Stimulus Generalization in Organizations
Stimulus generalization refers to how people recognize the same or similar stimuli in different settings. In other words, it is the process by which they can generalize a contingent reinforcement from one setting to another.
Consider the plant manager of a manufacturing company who has a history of effective troubleshooting. Over the years he has been assigned to several plants, each with a serious operating problem. After successfully dealing with the difficulties, he has always received an extended vacation, a bonus and an increase in his base salary. He has learned the basic contingencies or requirements of reinforcement for his job. The stimulus is the assignment, the response is correcting problems and the consequences are several positive reinforcers. When the manager gets his next assignment, he will probably generalize from his past experiences even though he will be in a different plant with different problems and employees he will know what is expected of him and understand what it takes to be rewarded.

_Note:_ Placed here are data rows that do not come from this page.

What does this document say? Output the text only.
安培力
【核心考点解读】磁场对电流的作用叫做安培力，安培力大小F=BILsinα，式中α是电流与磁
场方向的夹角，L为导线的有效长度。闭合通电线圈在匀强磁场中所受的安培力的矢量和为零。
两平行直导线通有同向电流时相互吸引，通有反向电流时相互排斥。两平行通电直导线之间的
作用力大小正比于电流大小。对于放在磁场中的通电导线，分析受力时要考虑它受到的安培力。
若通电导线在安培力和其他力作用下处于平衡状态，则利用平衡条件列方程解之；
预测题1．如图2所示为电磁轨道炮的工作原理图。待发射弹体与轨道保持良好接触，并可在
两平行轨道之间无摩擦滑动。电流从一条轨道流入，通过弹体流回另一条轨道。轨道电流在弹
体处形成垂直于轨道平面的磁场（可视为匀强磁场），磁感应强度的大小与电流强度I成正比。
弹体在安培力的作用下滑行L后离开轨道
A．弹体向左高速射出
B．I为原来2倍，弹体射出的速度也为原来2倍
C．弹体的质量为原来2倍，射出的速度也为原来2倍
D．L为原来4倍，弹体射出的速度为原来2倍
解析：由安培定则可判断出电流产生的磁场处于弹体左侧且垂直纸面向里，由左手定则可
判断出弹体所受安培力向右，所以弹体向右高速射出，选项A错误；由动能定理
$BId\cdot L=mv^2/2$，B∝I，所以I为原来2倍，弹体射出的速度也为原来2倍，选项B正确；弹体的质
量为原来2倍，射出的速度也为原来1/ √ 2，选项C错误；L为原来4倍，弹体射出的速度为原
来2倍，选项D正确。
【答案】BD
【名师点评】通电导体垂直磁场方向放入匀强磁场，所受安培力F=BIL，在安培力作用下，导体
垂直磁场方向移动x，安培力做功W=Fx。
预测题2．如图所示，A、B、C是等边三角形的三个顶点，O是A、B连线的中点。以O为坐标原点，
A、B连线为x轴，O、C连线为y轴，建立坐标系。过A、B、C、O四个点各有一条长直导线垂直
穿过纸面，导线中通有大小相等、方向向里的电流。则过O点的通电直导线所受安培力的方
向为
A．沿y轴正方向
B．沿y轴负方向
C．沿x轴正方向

Stimulus Discrimination in Organizations
Stimulus discrimination is the ability to recognize differences among stimuli. As in stimulus generalization, the person learns the basic stimulus-response-consequence sequence for one stimulus. When confronted with a new stimulus, however, he can discriminate between the two stimuli and respond differently
Assuming that the troubleshooting plant manager is assigned to the plant that is running smoothly. His routine response to new situations has always been to identify and solve problems, but he must now discriminate between his new situation and his earlier ones. He will also recognize that he will need a different set of behaviors, or responses, to meet performance expectations and receive positive reinforcement.